Agam, Sumatera Barat — Upaya mengungkap berbagai keluhan masyarakat kembali menjadi sorotan. Kali ini, sebuah kasus kecelakaan lalu lintas yang terjadi di wilayah Aia Malambuih, Jorong Palupuh, Nagari Pasia Laweh, Kecamatan Palupuh, Kabupaten Agam, memunculkan polemik serius, khususnya terkait proses perdamaian dan kelanjutan hukum.

Peristiwa kecelakaan terjadi pada:
Hari/Tanggal: Senin, 02 Februari 2026
Pukul: 15.30 WIB
Lokasi: Aia Malambuih, dekat SMA Negeri Palupuh
Kecelakaan melibatkan dua sepeda motor, dengan korban sebagai berikut:
Korban Pertama (Luka Berat)
Nama: Razif Syauqi Al Anshar (18 tahun)
Pekerjaan: Pelajar kelas 2 SMAN Palupuh
Orang Tua: Afrizal & Mega
Alamat: Jorong Palimbatan, Nagari Pasia Laweh

Kondisi: Mengalami luka berat dan hingga kini masih menjalani perawatan
Korban Kedua (Meninggal Dunia)
Nama: Rahmad Danil (28 tahun)
Pekerjaan: Petani
Orang Tua: Sarmadi
Alamat: Jorong Pasia Laweh
Keterangan: Meninggal dunia di lokasi kejadian
Proses Perdamaian yang Dipertanyakan
Beberapa hari setelah kejadian, pihak keluarga korban Razif, yakni Mega dan Afrizal, mengaku dihubungi oleh Wali Nagari untuk menghadiri mediasi di kantor wali nagari.
Pada:
Hari/Tanggal: Selasa, 10 Februari 2026
Pukul: 13.30 WIB
Telah terjadi kesepakatan damai antara kedua belah pihak. Dalam pertemuan tersebut, keluarga Razif menyerahkan uang sebesar Rp15.000.000 kepada keluarga almarhum Rahmad Danil, yang diperoleh dari hasil pinjaman keluarga.

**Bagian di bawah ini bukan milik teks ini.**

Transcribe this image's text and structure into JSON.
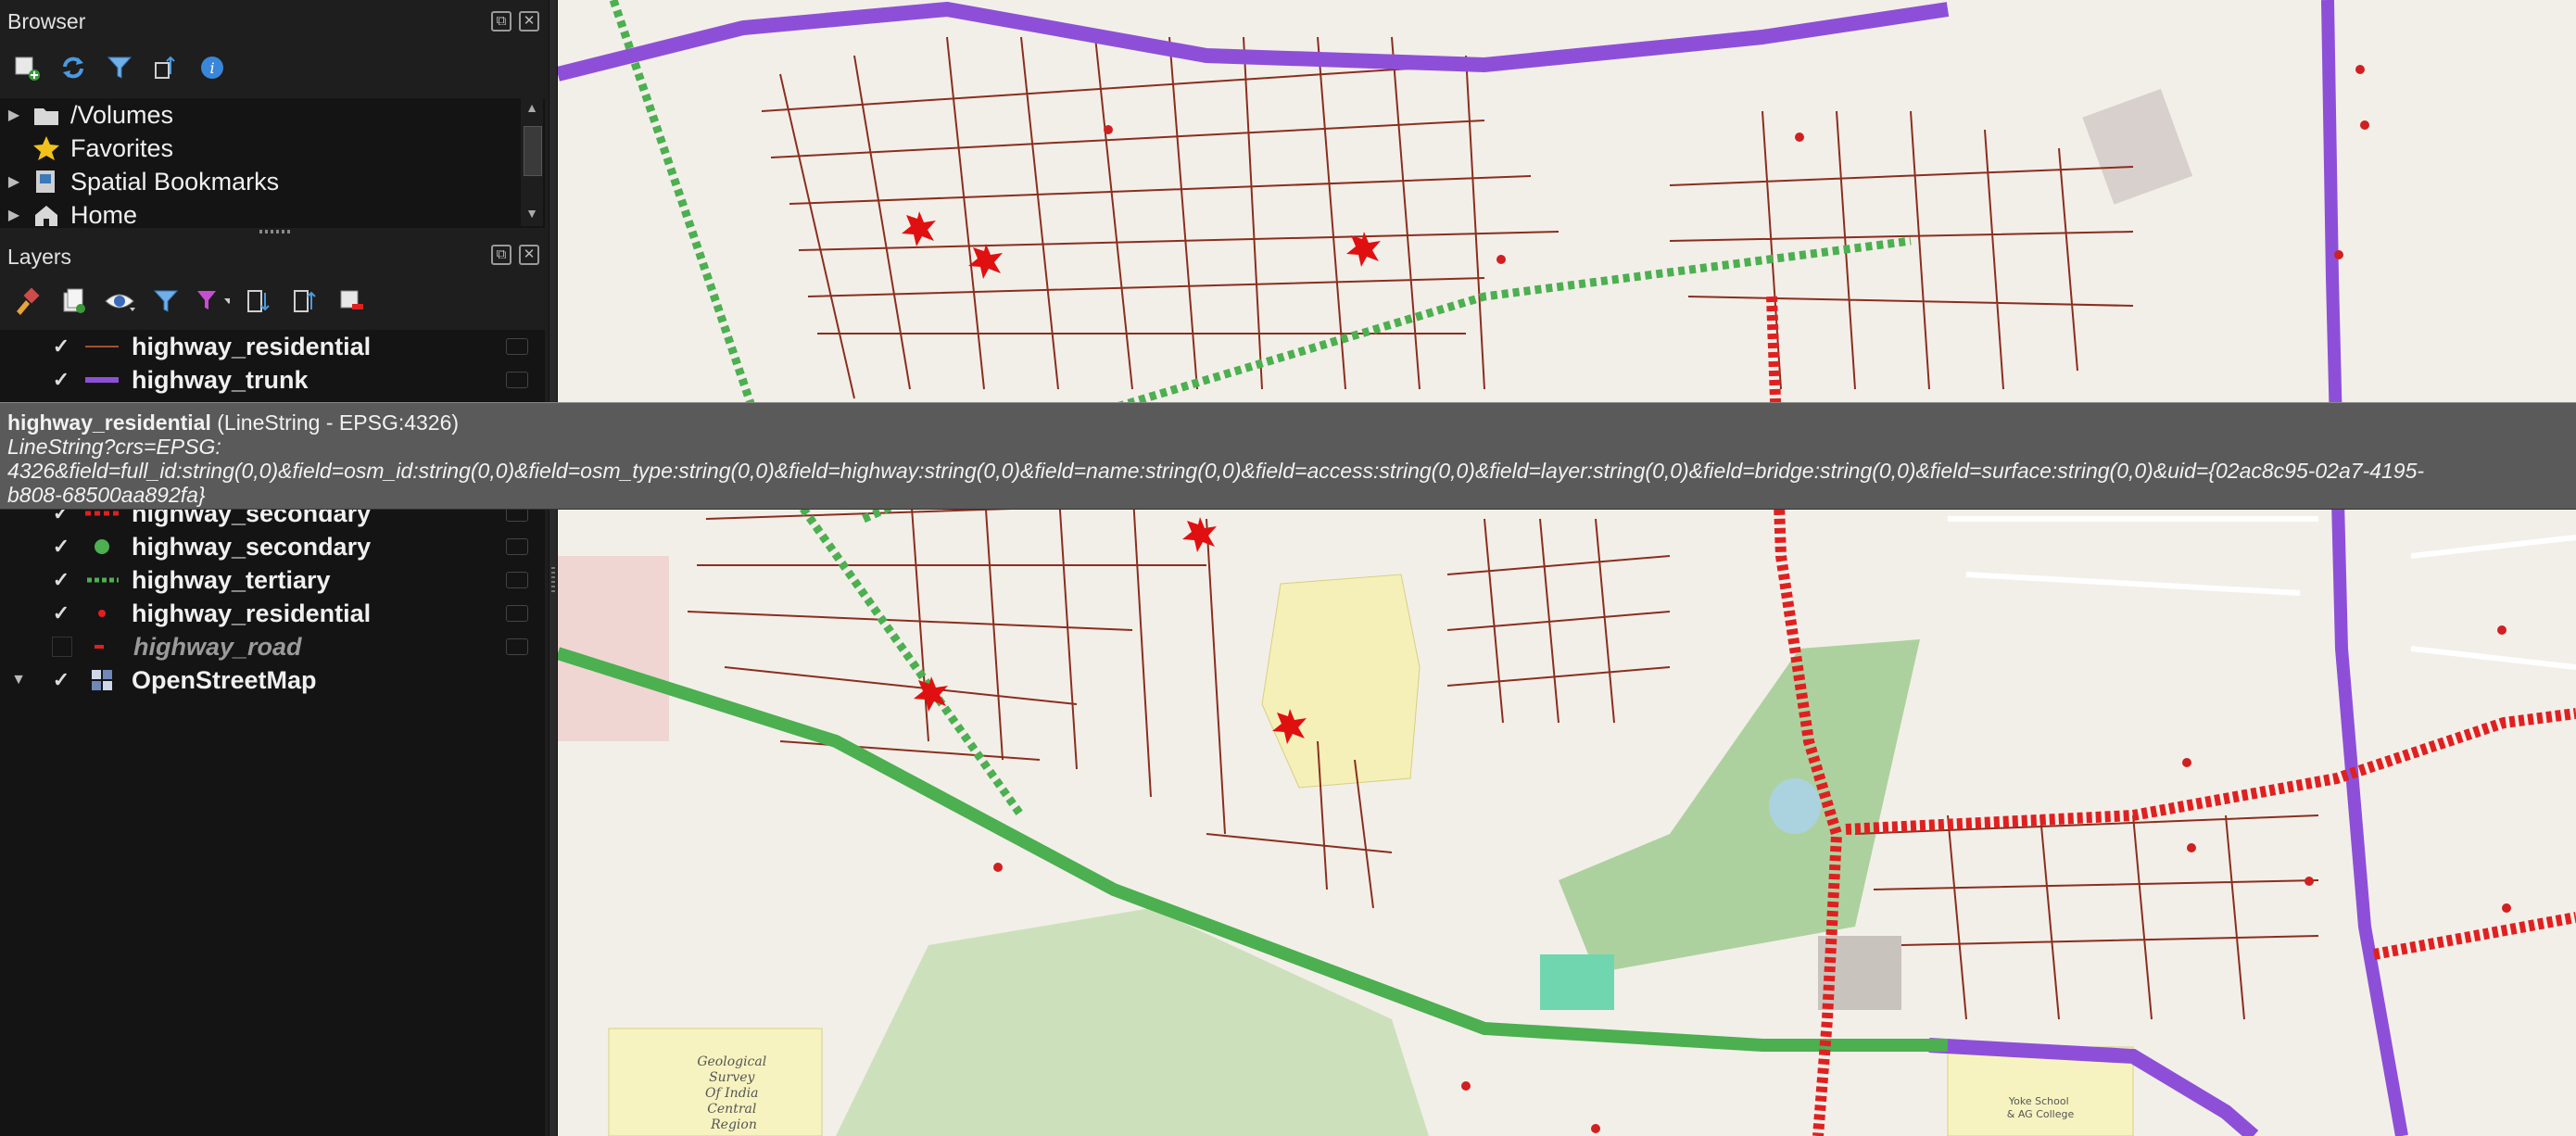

Fakta Mengejutkan di Polresta Bukittinggi
Namun, pada:
Tanggal: 12 Maret 2026
Pukul: 09.00 WIB
Mega dipanggil ke Satlantas Polresta Bukittinggi. Dalam pertemuan tersebut, pihak kepolisian menyampaikan bahwa:
Proses hukum kasus kecelakaan tetap berjalan
Kasus berpotensi dilanjutkan hingga ke pengadilan
Perdamaian yang dilakukan di kantor wali nagari tidak pernah dilaporkan atau dikoordinasikan dengan pihak kepolisian
Hal ini sontak membuat pihak keluarga terkejut dan merasa terbebani, baik secara finansial maupun psikologis.
Beban Berat Keluarga Korban
Keluarga Razif kini menghadapi:
Biaya pengobatan korban luka berat
Hutang sebesar Rp15.000.000
Tekanan mental menghadapi proses hukum yang berlanjut
Kesimpulan Sementara & Pertanyaan Publik
Kasus ini memunculkan sejumlah pertanyaan yang menjadi perhatian masyarakat:
1. Mengapa proses perdamaian tidak dilanjutkan secara resmi ke pihak kepolisian?

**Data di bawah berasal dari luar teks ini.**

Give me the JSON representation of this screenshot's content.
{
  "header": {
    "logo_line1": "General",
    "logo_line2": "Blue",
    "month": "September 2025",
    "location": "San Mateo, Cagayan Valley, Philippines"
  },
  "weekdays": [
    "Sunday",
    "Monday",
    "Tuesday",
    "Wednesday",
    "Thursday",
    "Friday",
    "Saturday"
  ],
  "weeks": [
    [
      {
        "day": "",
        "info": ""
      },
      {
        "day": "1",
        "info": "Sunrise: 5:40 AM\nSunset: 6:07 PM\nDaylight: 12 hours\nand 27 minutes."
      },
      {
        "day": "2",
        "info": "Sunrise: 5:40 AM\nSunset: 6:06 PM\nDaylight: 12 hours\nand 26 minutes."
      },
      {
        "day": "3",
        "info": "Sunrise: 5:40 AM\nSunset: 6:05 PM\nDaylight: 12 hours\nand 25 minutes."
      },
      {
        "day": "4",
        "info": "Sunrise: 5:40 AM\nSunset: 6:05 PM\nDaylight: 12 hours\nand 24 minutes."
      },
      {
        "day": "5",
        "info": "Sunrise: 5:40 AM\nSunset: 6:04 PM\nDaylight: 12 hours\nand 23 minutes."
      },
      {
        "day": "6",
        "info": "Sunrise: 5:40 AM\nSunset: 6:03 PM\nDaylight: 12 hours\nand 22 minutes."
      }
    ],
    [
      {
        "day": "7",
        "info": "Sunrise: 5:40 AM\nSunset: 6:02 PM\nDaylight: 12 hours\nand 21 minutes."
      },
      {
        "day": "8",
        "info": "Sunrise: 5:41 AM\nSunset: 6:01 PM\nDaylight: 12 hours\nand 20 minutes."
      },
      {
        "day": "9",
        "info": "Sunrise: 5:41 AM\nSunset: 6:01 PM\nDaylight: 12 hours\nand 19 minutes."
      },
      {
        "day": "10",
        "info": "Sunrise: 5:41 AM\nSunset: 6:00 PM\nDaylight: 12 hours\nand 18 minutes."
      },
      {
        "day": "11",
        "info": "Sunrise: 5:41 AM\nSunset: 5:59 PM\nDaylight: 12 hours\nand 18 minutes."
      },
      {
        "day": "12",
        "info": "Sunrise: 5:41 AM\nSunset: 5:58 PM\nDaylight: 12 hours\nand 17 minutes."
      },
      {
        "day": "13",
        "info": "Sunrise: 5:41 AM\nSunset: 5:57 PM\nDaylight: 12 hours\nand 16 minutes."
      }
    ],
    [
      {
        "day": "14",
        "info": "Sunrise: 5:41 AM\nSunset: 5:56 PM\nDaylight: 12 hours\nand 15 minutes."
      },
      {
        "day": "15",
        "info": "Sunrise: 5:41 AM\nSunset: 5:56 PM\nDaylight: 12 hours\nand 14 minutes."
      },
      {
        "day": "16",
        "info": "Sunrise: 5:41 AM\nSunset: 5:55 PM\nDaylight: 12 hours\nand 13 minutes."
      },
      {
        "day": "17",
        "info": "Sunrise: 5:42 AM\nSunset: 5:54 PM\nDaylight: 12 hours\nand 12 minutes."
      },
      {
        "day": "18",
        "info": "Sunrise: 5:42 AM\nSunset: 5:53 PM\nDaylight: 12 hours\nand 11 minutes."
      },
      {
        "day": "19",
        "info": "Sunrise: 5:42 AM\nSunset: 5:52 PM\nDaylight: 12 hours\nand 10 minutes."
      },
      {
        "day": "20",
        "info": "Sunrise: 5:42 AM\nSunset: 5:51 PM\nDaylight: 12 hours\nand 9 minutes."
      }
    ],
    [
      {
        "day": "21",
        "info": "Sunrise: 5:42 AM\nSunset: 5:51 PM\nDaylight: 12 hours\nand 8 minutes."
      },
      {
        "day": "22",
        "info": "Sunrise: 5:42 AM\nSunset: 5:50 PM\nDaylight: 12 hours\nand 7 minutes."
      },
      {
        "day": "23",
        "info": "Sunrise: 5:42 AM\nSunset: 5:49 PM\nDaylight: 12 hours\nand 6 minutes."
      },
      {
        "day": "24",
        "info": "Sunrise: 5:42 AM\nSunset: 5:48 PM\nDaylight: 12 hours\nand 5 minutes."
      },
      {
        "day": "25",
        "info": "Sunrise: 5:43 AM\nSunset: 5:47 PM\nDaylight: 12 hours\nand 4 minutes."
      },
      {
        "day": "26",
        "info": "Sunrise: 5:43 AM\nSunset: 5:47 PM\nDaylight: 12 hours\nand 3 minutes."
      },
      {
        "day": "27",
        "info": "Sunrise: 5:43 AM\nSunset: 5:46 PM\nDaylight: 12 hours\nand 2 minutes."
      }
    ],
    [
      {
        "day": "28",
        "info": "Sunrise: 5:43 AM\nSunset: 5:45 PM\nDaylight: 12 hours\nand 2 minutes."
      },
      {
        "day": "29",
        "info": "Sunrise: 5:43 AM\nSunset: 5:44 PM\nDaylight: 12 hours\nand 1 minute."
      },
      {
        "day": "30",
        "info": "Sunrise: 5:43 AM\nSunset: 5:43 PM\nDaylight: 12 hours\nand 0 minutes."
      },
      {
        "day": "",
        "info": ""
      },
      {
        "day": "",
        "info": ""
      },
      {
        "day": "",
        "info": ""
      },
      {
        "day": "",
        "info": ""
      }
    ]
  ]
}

2. Bagaimana kejelasan dan transparansi aliran dana damai sebesar Rp15 juta?
3. Apakah Wali Nagari memiliki kewenangan memediasi kasus kecelakaan tanpa melibatkan aparat penegak hukum (APH)?
4. Apakah kesepakatan damai tersebut dilakukan tanpa tekanan?
5. Apakah nilai Rp15 juta tergolong wajar, mengingat kedua pihak sama-sama korban?
6. Berdasarkan pengalaman warga lain, nilai perdamaian kasus serupa berkisar antara Rp5 juta hingga Rp6 juta
Harapan dan Penegasan
Kasus ini menjadi cerminan penting bahwa setiap proses hukum, terutama yang menyangkut nyawa manusia, tidak bisa diselesaikan sepenuhnya secara informal tanpa melibatkan aparat berwenang.
Masyarakat berharap adanya:
Transparansi dalam mediasi
Kepastian hukum yang adil
Perlindungan terhadap pihak-pihak yang lemah secara ekonomi
Sementara itu, kondisi Razif Syauqi Al Anshar masih dalam perawatan intensif, berjuang untuk pulih dari luka berat yang dialaminya.